Robert Owen (Bob) Makinson
Robert Owen (Bob) Makinson has received a 2022 Australian Biosecurity Award in the Environmental Biosecurity category.
Bob Makinson has been instrumental in galvanising attention and action for the introduced plant disease myrtle rust (Austropuccinia psidii). He has used his botanical and conservation expertise to raise awareness, and to secure support and funding across community groups, research institutions and governments at all levels. Myrtle rust attacks a wide range of species in the plant family Myrtaceae in the natural environment and threatens many with extinction.
When myrtle rust was first detected in Australia in 2010, Bob was President of the Australian Network for Plant Conservation (ANPC). He realised that little information and expertise on this pathogen was available to the conservation and land management sectors where the pathogen would have severe effects. By 2011 he had designed and launched a series of one-day workshops (eventually 40 nationwide), and a manual on myrtle rust recognition, risk assessment and management. The workshops helped transfer specialist knowledge into the wider conservation arena.
Bob has worked consistently with other concerned scientists and conservationists to develop a national response to this threat. He prepared the official finding on myrtle rust as a key threatening process in New South Wales in 2011 and has contributed to action and preparedness strategies in New South Wales and Western Australia. He initiated and has overseen a myrtle rust information hub on the ANPC website.
Since 2014, Bob has been a co-leader of a national expert working group to exchange technical information and to generate awareness and action among stakeholders. He built networks across botanic gardens, seed banks, academic institutions and governments, and non-government organisations.
Bob wrote a comprehensive review of the environmental effects of myrtle rust in Australia in 2018, with funding from the Australian Government’s National Environmental Science Program and the Plant Biosecurity Cooperative Research Centre. This was followed by the Myrtle Rust in Australia: National Action Plan, published by the Australian Plant Biosecurity Science Foundation in 2020, which identifies priority species and actions required to combat the environmental effects of the disease. The Australian Government is now exploring options for a threat abatement plan based on the national action plan that Bob developed.
Since 2021, Bob has been helping to plan and implement a Commonwealth-funded flagship project to save native guava (Rhodomyrtus psidioides), managed by the ANPC and project partners in Queensland, New South Wales, the Australian Capital Territory and Victoria.
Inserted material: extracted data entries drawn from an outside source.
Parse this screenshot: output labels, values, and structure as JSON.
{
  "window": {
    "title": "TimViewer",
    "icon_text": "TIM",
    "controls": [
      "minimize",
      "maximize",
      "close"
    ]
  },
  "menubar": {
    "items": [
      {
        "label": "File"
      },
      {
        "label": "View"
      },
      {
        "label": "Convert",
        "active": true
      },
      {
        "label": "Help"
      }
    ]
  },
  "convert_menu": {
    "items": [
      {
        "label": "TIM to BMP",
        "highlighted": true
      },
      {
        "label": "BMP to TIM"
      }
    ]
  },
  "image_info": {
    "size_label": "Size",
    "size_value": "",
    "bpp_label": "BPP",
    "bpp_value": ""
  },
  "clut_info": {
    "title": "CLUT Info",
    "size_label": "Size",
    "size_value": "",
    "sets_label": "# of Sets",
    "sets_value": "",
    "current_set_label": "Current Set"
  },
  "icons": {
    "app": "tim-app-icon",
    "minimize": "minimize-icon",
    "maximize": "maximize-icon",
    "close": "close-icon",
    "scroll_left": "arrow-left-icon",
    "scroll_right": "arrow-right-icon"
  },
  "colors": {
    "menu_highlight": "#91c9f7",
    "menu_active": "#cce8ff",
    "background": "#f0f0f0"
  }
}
Bob Makinson was nominated by Jo Lynch from the Australian Network for Plant Conservation.
Watch a video about their work
Introduction
This is the accessible text transcript of a 2022 Australian Biosecurity Awards winner video featuring Bob Makinson.
Transcript
My name is Bob Makinson. I'm a botanist and I've spent 40 years studying Australian native plants and increasingly, their conservation because many of them are under threat. One of the worst threats to emerge in recent years has been a plant disease called Myrtle rust. Introduced to Australia in 2010, it's spread up and down the east coast very rapidly.
Myrtle rust has been capable of infecting already over 350 Australian native plant species, and somewhere between 20 and 40 of those we think are, or know, are declining very rapidly towards extinction as a direct result of this disease.
There is no effective management tool in the wild, there is no magic bullet. So one of the most effective things we can do for these severely affected species is to get as many as possible of them into protected plant growing conditions, to study the disease, how it works and hopefully develop more resistant plant genotypes that can be used to reinforce populations in the wild in the future.
I'm standing today in Lismore Botanic Gardens in northern New South Wales, which is helping to host a collection of Native guava, part of a much larger collection dispersed nationally, which we hope is going to be the basis for recovery of this species in the wild and provide a model for other species affected by Myrtle rust as well.
Myrtle rust is one of many plant diseases that pose a direct biodiversity threat to Australia. We cannot let these diseases and pests affect our national heritage. Biodiversity is everybody's business. I do much of my work through the Australian Network for Plant Conservation. www.anpc.asn.au.
I'm Bob Makinson. This is what I do.